Incumbent Charlie Luke told the crowd the mayor’s job is challenging and complicated but that he enjoys it. If there is a downside, Luke said it was too much time away from family.
Challenger Kristal Chopp, of Port Dover, took note of this and threw it back at Luke later in the evening.
Chopp, 37, is a pilot who flies wide-body jets around the world for Air Canada. She’s on duty nine days a month. As a result, Chopp said she could continue to be a pilot and have ample time left over to be a fulltime mayor.
“Do I believe I can do both jobs?” she said. “Absolutely. I don’t believe this should just be a job for retired teachers. If Charlie wants to spend more time with his family, he just might get his wish.”

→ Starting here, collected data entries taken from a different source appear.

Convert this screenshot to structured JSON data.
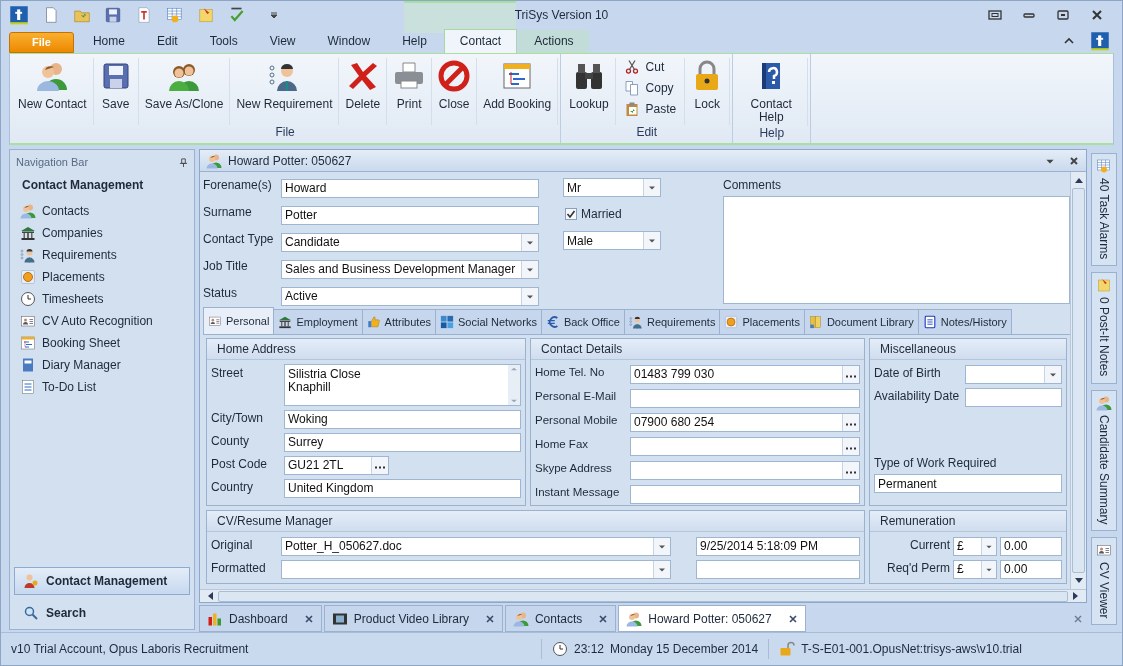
{
  "window": {
    "title": "TriSys Version 10"
  },
  "menu": [
    {
      "label": "File",
      "kind": "file",
      "selected": false
    },
    {
      "label": "Home",
      "kind": "tab",
      "selected": false
    },
    {
      "label": "Edit",
      "kind": "tab",
      "selected": false
    },
    {
      "label": "Tools",
      "kind": "tab",
      "selected": false
    },
    {
      "label": "View",
      "kind": "tab",
      "selected": false
    },
    {
      "label": "Window",
      "kind": "tab",
      "selected": false
    },
    {
      "label": "Help",
      "kind": "tab",
      "selected": false
    },
    {
      "label": "Contact",
      "kind": "context",
      "selected": true
    },
    {
      "label": "Actions",
      "kind": "context",
      "selected": false
    }
  ],
  "ribbon": [
    {
      "label": "File",
      "buttons": [
        {
          "label": "New Contact",
          "kind": "large"
        },
        {
          "label": "Save",
          "kind": "large"
        },
        {
          "label": "Save As/Clone",
          "kind": "large"
        },
        {
          "label": "New Requirement",
          "kind": "large"
        },
        {
          "label": "Delete",
          "kind": "large"
        },
        {
          "label": "Print",
          "kind": "large"
        },
        {
          "label": "Close",
          "kind": "large"
        },
        {
          "label": "Add Booking",
          "kind": "large"
        }
      ]
    },
    {
      "label": "Edit",
      "buttons": [
        {
          "label": "Lookup",
          "kind": "large"
        },
        {
          "label": "Cut",
          "kind": "small"
        },
        {
          "label": "Copy",
          "kind": "small"
        },
        {
          "label": "Paste",
          "kind": "small"
        },
        {
          "label": "Lock",
          "kind": "large"
        }
      ]
    },
    {
      "label": "Help",
      "buttons": [
        {
          "label": "Contact Help",
          "kind": "large"
        }
      ]
    }
  ],
  "nav": {
    "title": "Navigation Bar",
    "heading": "Contact Management",
    "items": [
      "Contacts",
      "Companies",
      "Requirements",
      "Placements",
      "Timesheets",
      "CV Auto Recognition",
      "Booking Sheet",
      "Diary Manager",
      "To-Do List"
    ],
    "buttons": [
      {
        "label": "Contact Management",
        "selected": true
      },
      {
        "label": "Search",
        "selected": false
      }
    ]
  },
  "record": {
    "title": "Howard Potter: 050627",
    "fields": [
      {
        "label": "Forename(s)",
        "value": "Howard",
        "kind": "text"
      },
      {
        "label": "Surname",
        "value": "Potter",
        "kind": "text"
      },
      {
        "label": "Contact Type",
        "value": "Candidate",
        "kind": "dropdown"
      },
      {
        "label": "Job Title",
        "value": "Sales and Business Development Manager",
        "kind": "dropdown"
      },
      {
        "label": "Status",
        "value": "Active",
        "kind": "dropdown"
      }
    ],
    "salutation": {
      "value": "Mr"
    },
    "married": {
      "label": "Married",
      "checked": true
    },
    "gender": {
      "value": "Male"
    },
    "comments": {
      "label": "Comments"
    }
  },
  "tabs": [
    {
      "label": "Personal",
      "selected": true
    },
    {
      "label": "Employment",
      "selected": false
    },
    {
      "label": "Attributes",
      "selected": false
    },
    {
      "label": "Social Networks",
      "selected": false
    },
    {
      "label": "Back Office",
      "selected": false
    },
    {
      "label": "Requirements",
      "selected": false
    },
    {
      "label": "Placements",
      "selected": false
    },
    {
      "label": "Document Library",
      "selected": false
    },
    {
      "label": "Notes/History",
      "selected": false
    }
  ],
  "sections": [
    {
      "title": "Home Address",
      "fields": [
        {
          "label": "Street",
          "kind": "multiline",
          "lines": [
            "Silistria Close",
            "Knaphill"
          ]
        },
        {
          "label": "City/Town",
          "value": "Woking",
          "kind": "text"
        },
        {
          "label": "County",
          "value": "Surrey",
          "kind": "text"
        },
        {
          "label": "Post Code",
          "value": "GU21 2TL",
          "kind": "short"
        },
        {
          "label": "Country",
          "value": "United Kingdom",
          "kind": "text"
        }
      ]
    },
    {
      "title": "Contact Details",
      "fields": [
        {
          "label": "Home Tel. No",
          "value": "01483 799 030",
          "kind": "ellipsis"
        },
        {
          "label": "Personal E-Mail",
          "kind": "text"
        },
        {
          "label": "Personal Mobile",
          "value": "07900 680 254",
          "kind": "ellipsis"
        },
        {
          "label": "Home Fax",
          "kind": "ellipsis"
        },
        {
          "label": "Skype Address",
          "kind": "ellipsis"
        },
        {
          "label": "Instant Message",
          "kind": "text"
        }
      ]
    },
    {
      "title": "Miscellaneous",
      "fields": [
        {
          "label": "Date of Birth",
          "kind": "dropdown"
        },
        {
          "label": "Availability Date",
          "kind": "text"
        },
        {
          "label": "Type of Work Required",
          "value": "Permanent",
          "kind": "stacked"
        }
      ]
    }
  ],
  "cv": {
    "title": "CV/Resume Manager",
    "rows": [
      {
        "label": "Original",
        "value": "Potter_H_050627.doc",
        "date": "9/25/2014 5:18:09 PM"
      },
      {
        "label": "Formatted"
      }
    ]
  },
  "remuneration": {
    "title": "Remuneration",
    "rows": [
      {
        "label": "Current",
        "currency": "£",
        "amount": "0.00"
      },
      {
        "label": "Req'd Perm",
        "currency": "£",
        "amount": "0.00"
      }
    ]
  },
  "doc_tabs": [
    {
      "label": "Dashboard",
      "selected": false
    },
    {
      "label": "Product Video Library",
      "selected": false
    },
    {
      "label": "Contacts",
      "selected": false
    },
    {
      "label": "Howard Potter: 050627",
      "selected": true
    }
  ],
  "side_panels": [
    "40 Task Alarms",
    "0 Post-It Notes",
    "Candidate Summary",
    "CV Viewer"
  ],
  "status_bar": {
    "account": "v10 Trial Account, Opus Laboris Recruitment",
    "time": "23:12",
    "date": "Monday 15 December 2014",
    "server": "T-S-E01-001.OpusNet:trisys-aws\\v10.trial"
  }
}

There was a double sting to that comment because Luke retired from his career as an educator to run for mayor in 2014.
But Luke has moves of his own.
He liked what Chopp had to say recently about a mayor being similar to a senior corporate executive. Luke believes his 38 years in municipal politics compares well with the fact that Chopp is a newcomer who wants to start at the top.
“This is not an entry-level job,” Luke said. “I’ve heard Kristal say that being mayor is like being the CEO of a corporation. And that is true.
“But what corporation would hire a CEO with a great education but no work experience? This is not a part-time job. You cannot do this job if you are full-time teacher or if you are a full-time airline pilot, believe me.”
Some in the crowd thought Luke’s last remark was a little pointed and let out an audible groan when he dropped it.
For his part, Russell Colebrook. of Simcoe, is earning a reputation for verbal dexterity through the medium of comedy.
He slipped a sly re-working of the classic rock tune Stuck in the Middle with You by Stealers Wheel into his opening remarks. Colebrook wrapped it up by saying “Charlie to the left of me, Kristal to my right – here I am stuck in the middle with you.”
“It could’ve been worse,” Colebrook said after the laughter died down. “I could’ve sung it to you but I’m not here to torture you.”
Colebrook’s wit was on display again as the mayoral candidates and six of the councillor candidates discussed a question related to appointing a second councillor to Ward 6. This would put Port Dover and area on an equal footing with Simcoe-area Ward 5.
Simcoe has two councillors because it has twice the population of any other ward. However, Port Dover for years has been the fastest- growing community in Norfolk and is adding new residents and assessment at a rapid clip.
For his part, Colebrook advised caution on a second councillor in Port Dover.
“I don’t think we need more councillors,” Colebrook said. “Look what just happened to Toronto. We have eight councillors. Maybe we should reduce that to four so they have to work their asses off.”
Luke feels this suggestion has merit.
Luke said there is an east-west disconnect in Norfolk based on the fact that 60 percent of the county’s population resides east of Pinegrove south of Delhi.
The east, Luke said, has bigticket projects in mind but councillors from the rural west don’t see any benefit for themselves so they stand in the way.
If re-elected, Luke would hold a series of meetings across the county on the respective priorities of each ward. Out of this, Luke would forge a game plan that everyone can get behind.
For her part, Chopp said a unified approach is desirable but – as mayor – she would also insist that Norfolk staff respect the unique, individual characteristics of local communities that engenders such a loyal attachment to them.